Ressources en santé mentale - Témoignages

« Il est parfois très difficile de parler à une personne qui, selon vous, ne peut comprendre votre situation. Une mission est un bon exemple. Dans notre milieu, j’ai souvent entendu : “Vous ne pouvez pas comprendre ma situation parce que vous n’avez jamais été en mission.” J’ai été en mission, je sais ce que c’est. J’ai donc un point de vue de la situation. Cependant, beaucoup de civils qui travaillent avec moi ne sont jamais allés en mission et ils n’iront jamais en mission. Mais ce que je peux vous dire c’est que […] si vous partagez votre expérience, ils sont prêts à écouter et à s’engager dans cette voie.

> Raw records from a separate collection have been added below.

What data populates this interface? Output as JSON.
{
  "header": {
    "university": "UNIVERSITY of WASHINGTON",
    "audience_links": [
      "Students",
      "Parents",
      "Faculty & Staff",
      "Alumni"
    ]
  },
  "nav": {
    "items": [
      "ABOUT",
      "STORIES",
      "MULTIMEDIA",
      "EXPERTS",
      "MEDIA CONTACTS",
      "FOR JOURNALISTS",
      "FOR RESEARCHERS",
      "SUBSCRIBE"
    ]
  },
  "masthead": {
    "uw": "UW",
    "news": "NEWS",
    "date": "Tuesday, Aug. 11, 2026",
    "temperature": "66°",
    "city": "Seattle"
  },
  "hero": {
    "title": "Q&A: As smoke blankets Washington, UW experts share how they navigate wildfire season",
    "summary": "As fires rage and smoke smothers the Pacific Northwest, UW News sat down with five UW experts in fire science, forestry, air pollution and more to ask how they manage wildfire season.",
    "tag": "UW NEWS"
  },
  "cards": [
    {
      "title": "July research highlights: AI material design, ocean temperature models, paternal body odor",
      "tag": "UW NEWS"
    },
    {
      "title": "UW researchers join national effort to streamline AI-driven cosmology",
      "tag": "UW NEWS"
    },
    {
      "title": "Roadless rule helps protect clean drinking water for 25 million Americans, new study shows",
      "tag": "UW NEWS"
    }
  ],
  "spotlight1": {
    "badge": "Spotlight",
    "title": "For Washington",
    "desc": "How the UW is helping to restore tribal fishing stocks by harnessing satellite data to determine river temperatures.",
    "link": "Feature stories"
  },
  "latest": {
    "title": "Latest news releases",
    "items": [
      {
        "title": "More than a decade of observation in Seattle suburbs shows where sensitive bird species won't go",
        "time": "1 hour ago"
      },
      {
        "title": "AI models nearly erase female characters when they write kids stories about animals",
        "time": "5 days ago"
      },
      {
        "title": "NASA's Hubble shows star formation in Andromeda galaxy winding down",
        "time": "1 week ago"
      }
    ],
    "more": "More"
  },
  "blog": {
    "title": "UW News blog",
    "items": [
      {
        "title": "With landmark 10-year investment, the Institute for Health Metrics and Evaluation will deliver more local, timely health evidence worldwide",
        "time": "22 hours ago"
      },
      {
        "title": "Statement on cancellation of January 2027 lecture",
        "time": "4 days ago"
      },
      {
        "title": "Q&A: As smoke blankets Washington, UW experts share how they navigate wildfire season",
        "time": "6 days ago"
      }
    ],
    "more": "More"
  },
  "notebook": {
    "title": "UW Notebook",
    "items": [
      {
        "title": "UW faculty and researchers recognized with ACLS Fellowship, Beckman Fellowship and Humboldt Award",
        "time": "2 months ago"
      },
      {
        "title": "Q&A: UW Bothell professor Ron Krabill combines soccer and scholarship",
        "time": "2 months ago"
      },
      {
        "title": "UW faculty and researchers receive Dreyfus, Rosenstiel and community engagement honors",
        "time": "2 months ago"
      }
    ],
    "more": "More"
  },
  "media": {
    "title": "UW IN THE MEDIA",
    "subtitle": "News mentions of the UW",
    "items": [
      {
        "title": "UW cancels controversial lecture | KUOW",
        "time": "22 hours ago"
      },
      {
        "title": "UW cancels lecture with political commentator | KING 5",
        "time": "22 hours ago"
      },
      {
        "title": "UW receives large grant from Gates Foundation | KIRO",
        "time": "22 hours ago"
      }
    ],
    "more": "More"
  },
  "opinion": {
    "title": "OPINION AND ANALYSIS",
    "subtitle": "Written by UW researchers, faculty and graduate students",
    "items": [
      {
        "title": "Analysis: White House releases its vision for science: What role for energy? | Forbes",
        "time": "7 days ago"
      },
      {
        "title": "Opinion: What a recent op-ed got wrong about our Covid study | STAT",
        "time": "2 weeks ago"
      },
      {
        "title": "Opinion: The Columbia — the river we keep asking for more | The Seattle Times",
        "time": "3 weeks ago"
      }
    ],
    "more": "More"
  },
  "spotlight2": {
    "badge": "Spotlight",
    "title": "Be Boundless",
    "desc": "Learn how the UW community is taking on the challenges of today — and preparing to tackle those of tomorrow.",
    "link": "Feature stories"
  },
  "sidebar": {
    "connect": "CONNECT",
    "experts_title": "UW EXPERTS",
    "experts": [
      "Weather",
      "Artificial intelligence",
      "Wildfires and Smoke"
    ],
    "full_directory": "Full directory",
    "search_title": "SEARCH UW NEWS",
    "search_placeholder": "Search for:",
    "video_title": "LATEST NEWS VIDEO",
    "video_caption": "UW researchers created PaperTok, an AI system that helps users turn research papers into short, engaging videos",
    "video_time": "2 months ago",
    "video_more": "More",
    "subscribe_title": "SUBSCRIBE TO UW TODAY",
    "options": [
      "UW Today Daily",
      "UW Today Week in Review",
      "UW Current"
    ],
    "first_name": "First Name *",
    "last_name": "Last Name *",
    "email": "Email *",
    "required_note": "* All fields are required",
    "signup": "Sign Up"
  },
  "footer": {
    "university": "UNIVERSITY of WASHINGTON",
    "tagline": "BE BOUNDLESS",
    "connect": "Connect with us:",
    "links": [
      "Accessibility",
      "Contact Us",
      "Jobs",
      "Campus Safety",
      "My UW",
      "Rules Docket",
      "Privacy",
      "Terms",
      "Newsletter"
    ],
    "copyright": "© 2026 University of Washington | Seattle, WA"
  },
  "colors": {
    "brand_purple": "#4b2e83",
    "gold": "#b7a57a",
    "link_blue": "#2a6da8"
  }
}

Ils n’ont pas besoin de vivre l’expérience pour vous aider. »

Michele McCashion, Travailleuse sociale des FAC

« Tout le côté gauche de mon corps avait été mis en pièces. J’étais un jeune homme de 30 ans qui avait fait partie des forces armées et qui avait fait tout ce qu’il avait pu. Je pensais que ma vie était finie. J’ai réellement cru que tout était terminé à cause de cet événement dévastateur et catastrophique.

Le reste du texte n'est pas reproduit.